The FRA maintains a database of crossings, whether they're public or private, roads, driveways, or ped crossings: http://safetydata.fra.dot.gov/officeofsafety/publicsite/crossing/xingqry...
The crossing behind Belmont High School I would say is not a legal crossing, based on a quick look on Google Maps and the fact that it doesn't appear in the FRA database.
The Walden Pond crossing I'm not sure about. I can't find it in the FRA database, and I haven't been there so I can't vouch for the signs, but I'm leaning toward it not actually being a legal crossing, but only because DCR decided to just throw up signs without actually filing the proper paperwork.
Essentially, just because many people have used a crossing for years, and everyone knows about it, that doesn't make it legal, which matters in cases like this. If a person is struck crossing at an unofficial, non-legal crossing, they are generally considered trespassing.
Note though that I am not a lawyer, nor do I play one on TV, and if any of the above is factually incorrect, feel free to correct.
Suicide is not illegal.
Suicide is not illegal in the United States, and is not punishable by for failed attempts. This is a common misconception.
"In the past, many states had laws that regarded the act of suicide as a felony, but these laws were seldom enforced. In the 1980s, 30 out of 50 United States has no laws opposing suicide or attempting suicide. With that said, all 50 states had laws stating that assisted suicide is a felony. Currently there is no law against the act of committing suicide in the United States."
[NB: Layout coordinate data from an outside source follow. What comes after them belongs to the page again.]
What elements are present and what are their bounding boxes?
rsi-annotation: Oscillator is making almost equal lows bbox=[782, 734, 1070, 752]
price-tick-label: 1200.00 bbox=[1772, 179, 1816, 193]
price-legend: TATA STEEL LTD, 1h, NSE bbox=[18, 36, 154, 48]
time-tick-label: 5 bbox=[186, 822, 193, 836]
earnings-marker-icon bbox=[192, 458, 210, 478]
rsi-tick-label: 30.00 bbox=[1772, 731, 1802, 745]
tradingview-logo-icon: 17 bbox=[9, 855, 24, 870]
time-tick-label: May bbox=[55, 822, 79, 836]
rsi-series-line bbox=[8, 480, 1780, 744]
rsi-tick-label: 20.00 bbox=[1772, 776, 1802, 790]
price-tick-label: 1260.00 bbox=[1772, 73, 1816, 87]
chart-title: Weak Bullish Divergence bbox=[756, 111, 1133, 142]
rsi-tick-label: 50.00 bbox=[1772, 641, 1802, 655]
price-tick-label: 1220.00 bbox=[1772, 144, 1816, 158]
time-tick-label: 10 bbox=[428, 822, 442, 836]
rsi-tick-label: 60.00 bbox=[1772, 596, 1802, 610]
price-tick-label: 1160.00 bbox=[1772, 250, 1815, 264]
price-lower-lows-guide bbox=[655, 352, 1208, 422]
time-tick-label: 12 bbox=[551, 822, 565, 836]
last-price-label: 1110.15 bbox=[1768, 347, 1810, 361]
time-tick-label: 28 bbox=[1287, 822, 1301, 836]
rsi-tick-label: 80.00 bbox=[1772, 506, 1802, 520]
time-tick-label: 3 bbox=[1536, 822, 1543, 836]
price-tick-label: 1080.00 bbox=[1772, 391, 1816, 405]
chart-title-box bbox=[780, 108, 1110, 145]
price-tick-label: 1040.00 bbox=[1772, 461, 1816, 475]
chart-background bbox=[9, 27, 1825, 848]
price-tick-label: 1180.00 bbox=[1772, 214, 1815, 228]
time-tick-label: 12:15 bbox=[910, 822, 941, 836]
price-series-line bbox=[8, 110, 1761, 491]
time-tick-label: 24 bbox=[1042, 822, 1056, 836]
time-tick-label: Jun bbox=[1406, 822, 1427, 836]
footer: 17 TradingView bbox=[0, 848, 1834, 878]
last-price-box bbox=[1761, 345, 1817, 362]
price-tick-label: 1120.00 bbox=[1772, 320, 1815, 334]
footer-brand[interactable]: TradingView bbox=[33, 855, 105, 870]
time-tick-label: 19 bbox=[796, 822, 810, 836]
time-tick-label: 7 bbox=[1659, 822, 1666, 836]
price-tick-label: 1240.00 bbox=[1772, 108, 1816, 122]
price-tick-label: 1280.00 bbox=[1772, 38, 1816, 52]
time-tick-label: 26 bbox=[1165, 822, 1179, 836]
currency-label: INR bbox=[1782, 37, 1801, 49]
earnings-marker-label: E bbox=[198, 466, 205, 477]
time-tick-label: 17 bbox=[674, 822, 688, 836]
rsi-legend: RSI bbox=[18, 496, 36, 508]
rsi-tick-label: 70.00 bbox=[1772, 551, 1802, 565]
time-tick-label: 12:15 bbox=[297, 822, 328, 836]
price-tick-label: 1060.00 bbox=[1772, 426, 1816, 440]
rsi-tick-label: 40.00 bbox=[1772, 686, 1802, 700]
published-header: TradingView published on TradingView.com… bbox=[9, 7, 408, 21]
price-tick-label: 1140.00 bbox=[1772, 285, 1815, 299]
Source: http://mentalhealthdaily.com/2014/07/24/is-suicide-illegal-suicide-laws-...
Quite possibly not suicide
This is a dangerous location where people cross the tracks. The old Riverside station operated there until 1975 and there was an underpass under the two mainline tracks (four, until the Turnpike was built) from the street. It is still there, and it's very sketchy and low and drippy and dark and scary, but the other option is to climb up over the embankment, listen for the sound of a train coming, and run across the tracks. They put up a sign that says "No Trespassing Unsafe" but the other option is to go up over the tracks, also trespassing, also unsafe. This is the only way to get to a bit of parkland from Newton, especially since the old footbridge at between the Worcester Line and the Turnpike was condemned a while ago. Not sure if that's what was going on, but I wouldn't be surprised if this was not a suicide.
Not the only way?
If you go down the other dead end, it appears you can walk around the pumping station (the famous one that caused the entire city to lose drinking water for a week) and then come back across a footbridge if you really needed to be on the east bank of the park there.
It's quite a bit of a longer walk, so I can understand why people would cut across the tracks there, though.
That whole area is a maze of
That whole area is a maze of train tracks, highways, and rivers.
I wish they'd build a network of pedestrian paths and footbridges (and fix up the existing condemned ones), to provide access to parkland, and also enable walking from the Riverside Green Line station to the Liberty Mutual office park and other destinations to the west without going more than a mile out of your way.
Cleaned up
The sign is long gone, it has been cleaned and painted and the tunnel floor was free of glass as of two weeks ago. That is probably not true now with the party weather of late. Some volunteers were clearing out the area about three weeks ago. The DCR has plans for more improvements to the Riverside Park trails aka MWRA sewer easement. I was on Monday's train. R.I.P. troubled man.